Self-Supervised Learning from Structural Invariance

AdaSSL is proposed to model conditional uncertainty between positive pairs by introducing latent variables and deriving a variational lower bound of mutual information. This enables SSL to handle complex (multimodal, heteroscedastic) conditional distributions in naturally paired data, outperforming baselines in causal representation learning, fine-grained image understanding, and video world models.

SelfReflect: Can LLMs Communicate Their Internal Answer Distribution?

The study proposes the SelfReflect metric—an information-theoretic distance measuring the discrepancy between an LLM's self-stated uncertainty summary and its true internal answer distribution. It discovers that modern LLMs generally fail to autonomously reflect their internal uncertainty, but can generate faithful uncertainty summaries by sampling multiple outputs and feeding them back into the context.

Stochastic Neural Networks for Causal Inference with Missing Confounders

This paper proposes CI-StoNet: a stochastic neural network (StoNet) that directly encodes the Markov decomposition of a causal DAG into the network architecture. It employs adaptive Stochastic Gradient Hamiltonian Monte Carlo (SGHMC) to simultaneously impute missing latent confounders and estimate sparse network parameters. This provides causal effect estimation with model-level identifiability guarantees and strong nonlinear modeling capabilities for observational data where not all confounders are observed.

Synthesising Counterfactual Explanations via Label-Conditional Gaussian Mixture Variational Autoencoders

The paper proposes L-GMVAE (Label-Conditional Gaussian Mixture VAE) and the LAPACE algorithm. By learning multiple class-specific Gaussian cluster centroids in the latent space and performing linear interpolation from the input latent representation to these target centroids, the method generates path-based counterfactual explanations that simultaneously ensure validity, plausibility, diversity, and perfect robustness to input perturbations.

TCD-Arena: Assessing Robustness of Time Series Causal Discovery Methods Against Assumption Violations

TCD-Arena proposes an extensible robustness testing suite for time series causal discovery, systematically evaluating 10 categories of methods through 33 types of progressively intensified real-world assumption violations and approximately 36 million causal discovery attempts. The study finds that different algorithms exhibit vastly different robustness profiles, and simple ensembles can further improve stability on both lag and summary graphs.

Theoretical Guarantees for Causal Discovery on Large Random Graphs

This paper introduces the first finite-dimensional deviation concentration bounds (rather than asymptotic consistency or worst-case bounds) for causal orientation using random single-variable interventions.
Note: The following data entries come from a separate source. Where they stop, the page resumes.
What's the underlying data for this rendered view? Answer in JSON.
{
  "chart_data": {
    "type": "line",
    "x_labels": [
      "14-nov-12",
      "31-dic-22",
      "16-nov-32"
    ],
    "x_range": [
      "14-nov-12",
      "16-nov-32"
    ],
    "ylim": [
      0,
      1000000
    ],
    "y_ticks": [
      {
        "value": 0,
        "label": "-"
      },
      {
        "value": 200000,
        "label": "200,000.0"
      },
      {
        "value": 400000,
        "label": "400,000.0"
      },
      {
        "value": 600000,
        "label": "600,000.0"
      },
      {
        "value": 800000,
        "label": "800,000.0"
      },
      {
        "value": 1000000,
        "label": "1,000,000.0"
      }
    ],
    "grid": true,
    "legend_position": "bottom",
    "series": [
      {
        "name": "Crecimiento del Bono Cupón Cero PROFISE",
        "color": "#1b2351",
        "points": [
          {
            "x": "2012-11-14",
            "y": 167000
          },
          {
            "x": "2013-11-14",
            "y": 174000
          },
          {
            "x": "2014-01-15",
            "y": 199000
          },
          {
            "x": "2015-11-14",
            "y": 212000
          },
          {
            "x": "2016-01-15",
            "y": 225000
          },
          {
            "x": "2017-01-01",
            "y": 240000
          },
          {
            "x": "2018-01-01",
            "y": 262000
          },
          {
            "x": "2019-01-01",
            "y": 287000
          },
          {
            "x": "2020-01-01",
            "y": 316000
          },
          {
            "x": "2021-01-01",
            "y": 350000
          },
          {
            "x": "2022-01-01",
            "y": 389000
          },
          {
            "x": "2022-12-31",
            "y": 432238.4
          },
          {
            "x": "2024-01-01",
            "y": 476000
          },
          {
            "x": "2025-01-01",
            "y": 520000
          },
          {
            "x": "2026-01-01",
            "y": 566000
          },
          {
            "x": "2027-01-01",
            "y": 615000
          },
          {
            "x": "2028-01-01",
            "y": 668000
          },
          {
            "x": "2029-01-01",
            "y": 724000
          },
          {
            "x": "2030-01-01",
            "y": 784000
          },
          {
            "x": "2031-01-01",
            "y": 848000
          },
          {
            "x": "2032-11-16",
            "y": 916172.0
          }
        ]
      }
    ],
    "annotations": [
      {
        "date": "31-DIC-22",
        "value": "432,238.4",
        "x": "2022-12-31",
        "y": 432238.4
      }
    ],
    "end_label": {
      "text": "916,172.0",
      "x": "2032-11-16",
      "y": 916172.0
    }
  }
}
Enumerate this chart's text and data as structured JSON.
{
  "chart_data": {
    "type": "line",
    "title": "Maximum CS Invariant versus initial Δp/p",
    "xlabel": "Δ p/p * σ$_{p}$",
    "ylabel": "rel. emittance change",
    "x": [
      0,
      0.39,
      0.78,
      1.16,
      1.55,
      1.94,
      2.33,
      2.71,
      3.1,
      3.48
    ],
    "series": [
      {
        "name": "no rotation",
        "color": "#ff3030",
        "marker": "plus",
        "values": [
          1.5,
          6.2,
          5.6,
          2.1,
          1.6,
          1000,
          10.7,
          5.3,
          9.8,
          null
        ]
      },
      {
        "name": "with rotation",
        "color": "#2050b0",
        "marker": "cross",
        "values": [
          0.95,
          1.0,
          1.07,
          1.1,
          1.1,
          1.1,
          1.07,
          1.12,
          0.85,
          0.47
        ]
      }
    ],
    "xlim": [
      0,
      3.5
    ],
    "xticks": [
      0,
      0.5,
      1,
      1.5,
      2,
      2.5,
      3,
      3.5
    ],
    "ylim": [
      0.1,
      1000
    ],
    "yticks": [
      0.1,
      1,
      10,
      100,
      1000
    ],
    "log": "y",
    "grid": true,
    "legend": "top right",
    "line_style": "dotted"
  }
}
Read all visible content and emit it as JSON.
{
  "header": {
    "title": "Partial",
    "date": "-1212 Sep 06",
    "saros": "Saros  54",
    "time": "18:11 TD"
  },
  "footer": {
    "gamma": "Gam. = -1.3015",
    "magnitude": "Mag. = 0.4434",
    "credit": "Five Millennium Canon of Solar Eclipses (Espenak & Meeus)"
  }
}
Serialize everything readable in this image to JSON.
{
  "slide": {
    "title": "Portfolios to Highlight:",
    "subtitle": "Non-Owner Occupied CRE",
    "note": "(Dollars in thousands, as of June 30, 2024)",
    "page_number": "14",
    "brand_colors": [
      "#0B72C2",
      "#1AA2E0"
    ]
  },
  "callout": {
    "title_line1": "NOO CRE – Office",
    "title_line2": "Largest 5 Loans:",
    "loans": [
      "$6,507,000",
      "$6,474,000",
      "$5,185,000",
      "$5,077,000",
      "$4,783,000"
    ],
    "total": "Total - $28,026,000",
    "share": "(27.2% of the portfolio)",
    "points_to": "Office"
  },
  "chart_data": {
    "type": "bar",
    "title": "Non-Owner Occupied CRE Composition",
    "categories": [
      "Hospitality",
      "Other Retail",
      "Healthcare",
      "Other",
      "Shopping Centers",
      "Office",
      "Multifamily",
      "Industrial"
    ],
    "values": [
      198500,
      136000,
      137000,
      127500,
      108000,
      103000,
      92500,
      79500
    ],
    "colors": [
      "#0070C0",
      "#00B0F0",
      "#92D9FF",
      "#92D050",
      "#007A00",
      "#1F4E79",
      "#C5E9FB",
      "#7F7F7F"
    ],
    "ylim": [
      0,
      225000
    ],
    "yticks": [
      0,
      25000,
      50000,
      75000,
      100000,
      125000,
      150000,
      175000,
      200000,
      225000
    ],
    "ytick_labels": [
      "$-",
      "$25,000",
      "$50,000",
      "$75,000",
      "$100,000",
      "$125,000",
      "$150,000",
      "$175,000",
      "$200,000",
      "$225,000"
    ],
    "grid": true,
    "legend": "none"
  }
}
On sparse Erdős–Rényi and generalized Barabási–Albert random graphs, the False Negative Rate (FNR) of orientation errors concentrates increasingly—or even vanishes—as the dimension \(d\) increases, proving that high dimensionality and heavy-tailed degree heterogeneity, often viewed as obstacles, inherently regularize causal discovery.

Topological Causal Effects

This paper defines causal treatment effects on the topological structure of outcomes. By using power-weighted silhouette functions of persistence diagrams to characterize "treatment-induced topological changes," the authors propose a fully non-parametric, \(\sqrt{n}\)-consistent doubly robust AIPW estimator. Furthermore, they construct a formal hypothesis test for the existence of topological effects based on functional weak convergence and silhouette stability bounds.